Adisatrya bilang, “Dalam diskusi tadi beberapa Anggota Komisi VI mengusulkan agar tugas PGN dipisah menjadi dua bagian: fungsi komersial dan fungsi pelayanan publik (PSO).” Sebab, penggabungan keduanya bisa menghambat perkembangan perseroan.
Lanjut, ada juga ide buat mengalihkan sebagian subsidi LPG 3 kg ke pembangunan Jargas. Tapi Adisatrya langsung ngasih “rem tangan”: jangan buru-buru.

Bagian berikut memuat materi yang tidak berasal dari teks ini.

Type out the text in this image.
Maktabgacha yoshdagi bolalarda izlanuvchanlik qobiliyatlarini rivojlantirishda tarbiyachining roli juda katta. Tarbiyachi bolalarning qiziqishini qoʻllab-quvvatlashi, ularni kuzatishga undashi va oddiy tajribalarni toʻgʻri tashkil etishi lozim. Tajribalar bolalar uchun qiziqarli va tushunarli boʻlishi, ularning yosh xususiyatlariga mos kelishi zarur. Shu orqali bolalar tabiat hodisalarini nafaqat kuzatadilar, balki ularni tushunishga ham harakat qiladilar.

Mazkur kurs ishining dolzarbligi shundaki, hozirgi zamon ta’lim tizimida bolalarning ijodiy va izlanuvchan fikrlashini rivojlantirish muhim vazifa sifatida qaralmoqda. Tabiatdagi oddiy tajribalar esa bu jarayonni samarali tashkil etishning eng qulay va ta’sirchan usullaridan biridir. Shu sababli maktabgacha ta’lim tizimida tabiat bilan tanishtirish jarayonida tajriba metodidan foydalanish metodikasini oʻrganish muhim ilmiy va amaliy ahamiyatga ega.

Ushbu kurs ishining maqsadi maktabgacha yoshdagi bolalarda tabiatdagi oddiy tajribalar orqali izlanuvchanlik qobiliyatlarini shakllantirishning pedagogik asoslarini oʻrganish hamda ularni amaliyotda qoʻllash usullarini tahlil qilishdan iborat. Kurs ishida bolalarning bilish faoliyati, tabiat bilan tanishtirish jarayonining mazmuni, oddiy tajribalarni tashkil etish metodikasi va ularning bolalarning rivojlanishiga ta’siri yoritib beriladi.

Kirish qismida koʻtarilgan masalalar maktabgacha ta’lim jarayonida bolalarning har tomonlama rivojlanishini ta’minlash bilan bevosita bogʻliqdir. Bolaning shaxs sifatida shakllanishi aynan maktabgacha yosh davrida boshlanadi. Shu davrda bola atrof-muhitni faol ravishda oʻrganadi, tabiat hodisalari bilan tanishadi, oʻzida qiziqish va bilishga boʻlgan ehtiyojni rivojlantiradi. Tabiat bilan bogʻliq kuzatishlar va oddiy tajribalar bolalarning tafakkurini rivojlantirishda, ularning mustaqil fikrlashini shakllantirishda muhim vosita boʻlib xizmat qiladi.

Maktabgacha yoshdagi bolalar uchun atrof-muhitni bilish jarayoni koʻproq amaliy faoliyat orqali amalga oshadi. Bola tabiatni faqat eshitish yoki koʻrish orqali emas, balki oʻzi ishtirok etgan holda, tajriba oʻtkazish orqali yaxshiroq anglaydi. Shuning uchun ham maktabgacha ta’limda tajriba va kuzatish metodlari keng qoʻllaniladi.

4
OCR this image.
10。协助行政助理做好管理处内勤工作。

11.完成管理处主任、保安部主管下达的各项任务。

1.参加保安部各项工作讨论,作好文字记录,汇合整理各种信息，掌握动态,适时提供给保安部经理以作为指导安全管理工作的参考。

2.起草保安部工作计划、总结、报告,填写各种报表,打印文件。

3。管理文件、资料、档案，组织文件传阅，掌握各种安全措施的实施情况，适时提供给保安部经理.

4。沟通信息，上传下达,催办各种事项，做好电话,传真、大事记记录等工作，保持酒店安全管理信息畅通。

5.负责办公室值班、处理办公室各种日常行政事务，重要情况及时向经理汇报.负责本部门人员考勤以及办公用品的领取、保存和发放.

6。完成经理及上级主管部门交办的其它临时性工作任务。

“Subsidi memang bisa dialihkan untuk pembangunan jargas, tetapi kebutuhan masyarakat terhadap LPG 3 kilogram saat ini juga harus diperhatikan,” ujarnya.
Intinya, DPR dukung pengurangan impor LPG, tapi pembangunan Jargas harus digenjot biar makin banyak rumah tangga bisa pakai energi yang stabil dan lebih murah.
Direktur Utama PGN, Arief Kurnia Risdianto, ikut turun tangan. Katanya, program Jargas punya tiga masalah utama: “Keminatan Masyarakat, Keekonomian Badan Usaha, Konstruksi dan Perizinan.”
Arief juga nambahin harapannya: “Kami berharap adanya kemudahan perizinan dan pembebasan biaya daerah untuk meningkatkan keekonomian program Jargas sebagai salah satu Proyek Strategis Nasional.”
Dan terakhir, ia menegaskan pentingnya “penyelarasan bauran energi antara Jargas dan LPG.”
Drama energi ini makin seru—tinggal lihat siapa yang paling cepat ngegas!